Waiting for Teddy Williams
Page 11
16
PICKUPS WITH BIG, dark, heavy-antlered bucks in their beds cruised slowly around the sere common, displaying their trophies. It was late in the afternoon of the opening Saturday of deer season in Kingdom County. Men, and some women, too, in red-and-black-checked or hunter-orange jackets and pants went in and out of the hardware store and the IGA and the hotel. E.A., who had already gotten his deer with Gypsy several nights before, was talking with the Colonel. But not about hunting.
All villages hold many secrets, the Colonel was saying, and Kingdom Common was no exception. In the Common, many years before E.A. was born, there had been a murder. The murdered man, Orie Gilson, was a farmer who was mean to his help. Everyone in the village knew that the murderer was his hired man, assisted by a few of his drinking cronies. For more than half a century the Kingdom County Monitor had offered a standing reward of $10,000 for information leading to the killer’s conviction. But no one would talk to the police. To the outside world the murderer’s identity remained a mystery, though the greater mystery was how an entire town could keep such a secret for so long. Sooner or later, you’d think, somebody would talk. A world-class busybody like Old Lady Benton. The Reverend, only slightly less proficient at gossiping and casting blame. Or Judge Charlie K himself, at the time a young defense lawyer just out of law school. But no Commoner had ever breathed a word to anyone beyond the county line, and no arrest was ever made. The reward went unclaimed.
The Colonel loved to natter on about the village’s other mysteries. What had become of the loot when twenty Confederate soldiers had ridden hell-for-leather out of Canada in 1864 and robbed the First Farmers’ and Lumberers’ Bank of Kingdom Common of nearly $100,000? Most of the raiders got away, and the money never turned up. How had the Colonel’s sword been broken off, and why hadn’t it been replaced? Some said Noel Lord, as a boy, had cut it off with a hacksaw after the sword severed his hand when he drove his father’s moonshine cart into town and the oxen ran into the statue. But the Colonel wouldn’t say.
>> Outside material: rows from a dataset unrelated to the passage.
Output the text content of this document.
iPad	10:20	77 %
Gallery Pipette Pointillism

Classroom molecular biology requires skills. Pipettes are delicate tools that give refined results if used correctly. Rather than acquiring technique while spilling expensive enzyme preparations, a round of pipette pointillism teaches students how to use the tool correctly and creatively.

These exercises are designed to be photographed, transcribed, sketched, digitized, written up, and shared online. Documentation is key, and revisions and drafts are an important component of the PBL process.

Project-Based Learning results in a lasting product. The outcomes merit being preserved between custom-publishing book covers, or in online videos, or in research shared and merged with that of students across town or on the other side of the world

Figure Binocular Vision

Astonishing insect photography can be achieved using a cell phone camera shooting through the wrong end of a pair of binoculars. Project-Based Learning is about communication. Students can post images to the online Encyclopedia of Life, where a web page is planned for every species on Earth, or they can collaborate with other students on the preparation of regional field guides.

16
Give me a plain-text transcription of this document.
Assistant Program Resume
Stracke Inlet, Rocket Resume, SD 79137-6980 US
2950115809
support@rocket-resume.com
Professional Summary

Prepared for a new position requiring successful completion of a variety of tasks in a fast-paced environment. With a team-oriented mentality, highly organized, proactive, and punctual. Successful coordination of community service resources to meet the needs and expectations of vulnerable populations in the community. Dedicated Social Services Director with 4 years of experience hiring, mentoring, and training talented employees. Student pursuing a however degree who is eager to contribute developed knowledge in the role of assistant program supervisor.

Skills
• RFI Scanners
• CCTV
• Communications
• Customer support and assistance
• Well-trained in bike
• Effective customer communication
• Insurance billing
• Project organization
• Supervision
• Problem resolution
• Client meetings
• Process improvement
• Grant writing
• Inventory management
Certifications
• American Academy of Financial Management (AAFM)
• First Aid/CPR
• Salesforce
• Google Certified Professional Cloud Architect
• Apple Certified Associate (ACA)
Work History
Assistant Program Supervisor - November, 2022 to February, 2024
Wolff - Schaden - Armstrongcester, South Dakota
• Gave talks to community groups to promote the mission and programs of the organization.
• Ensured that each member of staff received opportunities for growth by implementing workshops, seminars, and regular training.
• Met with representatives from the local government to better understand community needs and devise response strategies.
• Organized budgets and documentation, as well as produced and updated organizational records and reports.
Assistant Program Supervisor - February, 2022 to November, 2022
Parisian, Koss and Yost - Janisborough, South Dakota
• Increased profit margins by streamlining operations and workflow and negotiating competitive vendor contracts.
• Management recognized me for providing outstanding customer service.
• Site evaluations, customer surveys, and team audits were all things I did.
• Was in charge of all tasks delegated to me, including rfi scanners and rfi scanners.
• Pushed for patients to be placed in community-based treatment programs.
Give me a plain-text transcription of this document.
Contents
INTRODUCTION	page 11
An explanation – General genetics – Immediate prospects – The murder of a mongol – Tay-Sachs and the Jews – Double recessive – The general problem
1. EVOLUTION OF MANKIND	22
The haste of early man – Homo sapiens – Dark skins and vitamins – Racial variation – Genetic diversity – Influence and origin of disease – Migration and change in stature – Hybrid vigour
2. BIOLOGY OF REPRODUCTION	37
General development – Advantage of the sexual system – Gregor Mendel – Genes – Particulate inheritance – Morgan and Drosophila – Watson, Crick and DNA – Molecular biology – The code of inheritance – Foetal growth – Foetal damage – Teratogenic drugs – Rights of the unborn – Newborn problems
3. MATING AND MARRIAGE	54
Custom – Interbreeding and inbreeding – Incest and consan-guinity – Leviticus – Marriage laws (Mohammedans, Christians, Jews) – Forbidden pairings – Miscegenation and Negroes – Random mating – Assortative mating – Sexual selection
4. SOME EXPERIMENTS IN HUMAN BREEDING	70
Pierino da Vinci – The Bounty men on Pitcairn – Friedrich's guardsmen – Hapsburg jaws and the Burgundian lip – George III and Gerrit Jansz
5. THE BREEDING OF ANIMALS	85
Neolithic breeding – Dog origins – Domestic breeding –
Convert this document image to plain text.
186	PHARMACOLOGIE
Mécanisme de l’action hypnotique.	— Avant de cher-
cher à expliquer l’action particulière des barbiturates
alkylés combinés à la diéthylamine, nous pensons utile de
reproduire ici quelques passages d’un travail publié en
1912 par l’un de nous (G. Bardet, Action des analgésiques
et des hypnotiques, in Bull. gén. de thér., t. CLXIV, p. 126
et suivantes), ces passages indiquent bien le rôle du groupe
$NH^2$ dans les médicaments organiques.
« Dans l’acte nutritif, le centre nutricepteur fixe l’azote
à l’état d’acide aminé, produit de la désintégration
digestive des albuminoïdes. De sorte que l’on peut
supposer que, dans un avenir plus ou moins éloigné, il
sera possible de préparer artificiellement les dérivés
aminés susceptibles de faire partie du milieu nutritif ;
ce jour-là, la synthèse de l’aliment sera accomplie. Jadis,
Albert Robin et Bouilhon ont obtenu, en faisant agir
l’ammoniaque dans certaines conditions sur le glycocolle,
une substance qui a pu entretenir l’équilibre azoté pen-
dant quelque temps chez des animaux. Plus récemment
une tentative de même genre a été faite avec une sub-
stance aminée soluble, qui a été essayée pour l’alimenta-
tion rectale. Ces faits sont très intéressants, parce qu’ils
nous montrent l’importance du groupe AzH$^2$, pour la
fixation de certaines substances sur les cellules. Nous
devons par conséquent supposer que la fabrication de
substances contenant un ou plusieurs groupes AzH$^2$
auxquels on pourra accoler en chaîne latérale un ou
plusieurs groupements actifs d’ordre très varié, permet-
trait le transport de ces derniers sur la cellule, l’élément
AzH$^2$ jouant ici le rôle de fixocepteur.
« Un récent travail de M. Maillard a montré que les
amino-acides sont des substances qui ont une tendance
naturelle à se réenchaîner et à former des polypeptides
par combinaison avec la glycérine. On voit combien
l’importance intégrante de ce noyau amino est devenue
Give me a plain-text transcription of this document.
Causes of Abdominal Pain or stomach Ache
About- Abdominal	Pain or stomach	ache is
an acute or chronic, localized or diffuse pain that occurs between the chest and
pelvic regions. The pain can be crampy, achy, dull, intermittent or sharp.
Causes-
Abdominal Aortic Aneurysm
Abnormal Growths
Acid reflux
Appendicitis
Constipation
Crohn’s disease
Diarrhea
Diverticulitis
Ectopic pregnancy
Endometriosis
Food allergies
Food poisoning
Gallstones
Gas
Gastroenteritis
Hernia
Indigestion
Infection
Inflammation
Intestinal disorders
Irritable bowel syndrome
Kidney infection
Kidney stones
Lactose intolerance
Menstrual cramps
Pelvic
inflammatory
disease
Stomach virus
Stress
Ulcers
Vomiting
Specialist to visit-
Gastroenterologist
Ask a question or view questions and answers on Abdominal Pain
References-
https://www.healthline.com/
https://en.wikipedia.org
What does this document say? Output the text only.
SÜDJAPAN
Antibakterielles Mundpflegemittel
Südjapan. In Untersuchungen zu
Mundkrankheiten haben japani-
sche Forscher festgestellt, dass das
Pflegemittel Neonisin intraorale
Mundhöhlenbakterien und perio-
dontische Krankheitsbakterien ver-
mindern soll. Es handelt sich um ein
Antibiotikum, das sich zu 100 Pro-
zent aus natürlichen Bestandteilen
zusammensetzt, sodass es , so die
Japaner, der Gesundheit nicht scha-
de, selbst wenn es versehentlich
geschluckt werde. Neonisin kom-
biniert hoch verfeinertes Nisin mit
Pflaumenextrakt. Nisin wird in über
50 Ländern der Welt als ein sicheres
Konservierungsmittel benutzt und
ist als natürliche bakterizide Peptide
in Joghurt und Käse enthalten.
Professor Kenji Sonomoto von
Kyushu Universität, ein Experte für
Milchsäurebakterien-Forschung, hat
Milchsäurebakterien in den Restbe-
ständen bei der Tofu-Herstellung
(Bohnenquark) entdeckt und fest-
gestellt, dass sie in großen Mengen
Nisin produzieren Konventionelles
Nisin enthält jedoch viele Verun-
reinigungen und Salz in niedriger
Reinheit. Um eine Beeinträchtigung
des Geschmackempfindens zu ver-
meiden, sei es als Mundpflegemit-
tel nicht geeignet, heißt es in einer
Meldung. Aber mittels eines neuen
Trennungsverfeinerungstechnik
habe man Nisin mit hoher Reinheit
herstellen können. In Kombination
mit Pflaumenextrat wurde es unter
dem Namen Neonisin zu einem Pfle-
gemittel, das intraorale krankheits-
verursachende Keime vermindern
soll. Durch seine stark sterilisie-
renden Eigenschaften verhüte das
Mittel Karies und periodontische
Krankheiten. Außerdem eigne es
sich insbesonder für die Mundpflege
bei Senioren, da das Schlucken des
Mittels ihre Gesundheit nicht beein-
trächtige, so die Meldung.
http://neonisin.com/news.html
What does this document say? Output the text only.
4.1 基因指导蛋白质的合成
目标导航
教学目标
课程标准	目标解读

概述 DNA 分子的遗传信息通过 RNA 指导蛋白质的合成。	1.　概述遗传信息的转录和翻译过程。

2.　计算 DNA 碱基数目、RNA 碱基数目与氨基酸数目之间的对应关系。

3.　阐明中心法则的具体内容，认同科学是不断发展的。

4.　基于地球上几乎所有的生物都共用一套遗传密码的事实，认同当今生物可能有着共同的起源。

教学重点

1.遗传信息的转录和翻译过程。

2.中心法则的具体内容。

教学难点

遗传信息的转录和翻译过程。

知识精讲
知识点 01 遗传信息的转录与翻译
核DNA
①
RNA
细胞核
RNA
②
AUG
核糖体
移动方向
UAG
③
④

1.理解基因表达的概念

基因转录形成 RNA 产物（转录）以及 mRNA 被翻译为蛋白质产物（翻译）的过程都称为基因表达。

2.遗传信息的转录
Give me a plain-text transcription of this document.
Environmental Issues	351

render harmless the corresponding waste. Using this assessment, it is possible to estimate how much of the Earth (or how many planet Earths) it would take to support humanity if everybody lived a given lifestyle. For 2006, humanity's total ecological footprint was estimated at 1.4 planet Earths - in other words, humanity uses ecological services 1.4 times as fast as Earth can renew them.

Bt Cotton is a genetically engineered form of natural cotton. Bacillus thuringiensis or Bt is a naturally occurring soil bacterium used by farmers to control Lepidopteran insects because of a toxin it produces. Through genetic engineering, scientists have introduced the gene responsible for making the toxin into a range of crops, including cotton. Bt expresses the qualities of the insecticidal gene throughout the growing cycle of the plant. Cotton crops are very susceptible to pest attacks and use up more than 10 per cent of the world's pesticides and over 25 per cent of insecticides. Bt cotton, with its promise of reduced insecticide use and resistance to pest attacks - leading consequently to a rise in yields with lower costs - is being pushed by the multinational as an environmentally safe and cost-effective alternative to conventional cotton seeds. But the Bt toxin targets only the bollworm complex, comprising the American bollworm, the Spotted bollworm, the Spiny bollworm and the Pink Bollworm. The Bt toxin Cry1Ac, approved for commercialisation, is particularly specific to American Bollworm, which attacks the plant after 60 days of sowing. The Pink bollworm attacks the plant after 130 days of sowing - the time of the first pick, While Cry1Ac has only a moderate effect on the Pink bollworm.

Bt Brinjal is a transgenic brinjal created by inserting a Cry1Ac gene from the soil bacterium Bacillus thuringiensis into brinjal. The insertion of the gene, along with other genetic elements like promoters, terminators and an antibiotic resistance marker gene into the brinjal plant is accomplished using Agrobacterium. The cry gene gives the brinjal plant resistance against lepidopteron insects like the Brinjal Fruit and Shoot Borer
So it wasn’t surprising to E.A. that the knowledge he most wanted—which, like the identity of Gilson’s killer, was surely known to most of the village—was withheld from him. Though as the Colonel himself had told him, while a village could keep a secret from outsiders forever, it could not keep a secret forever from one its own and, WYSOTT Allen or not, E.A. was one of the village’s own. Sooner or later, E.A. told the statue, he would find out.
“I’m old enough to know his name now. It wouldn’t kill you to tell me.”
“Looky here, boy. It’s Gypsy who has to tell you. That’s why nobody else will. This matter is between you and your ma. From what you tell me, she’s already given you enough to go on so’s any enterprising boy could easy figure out the rest.”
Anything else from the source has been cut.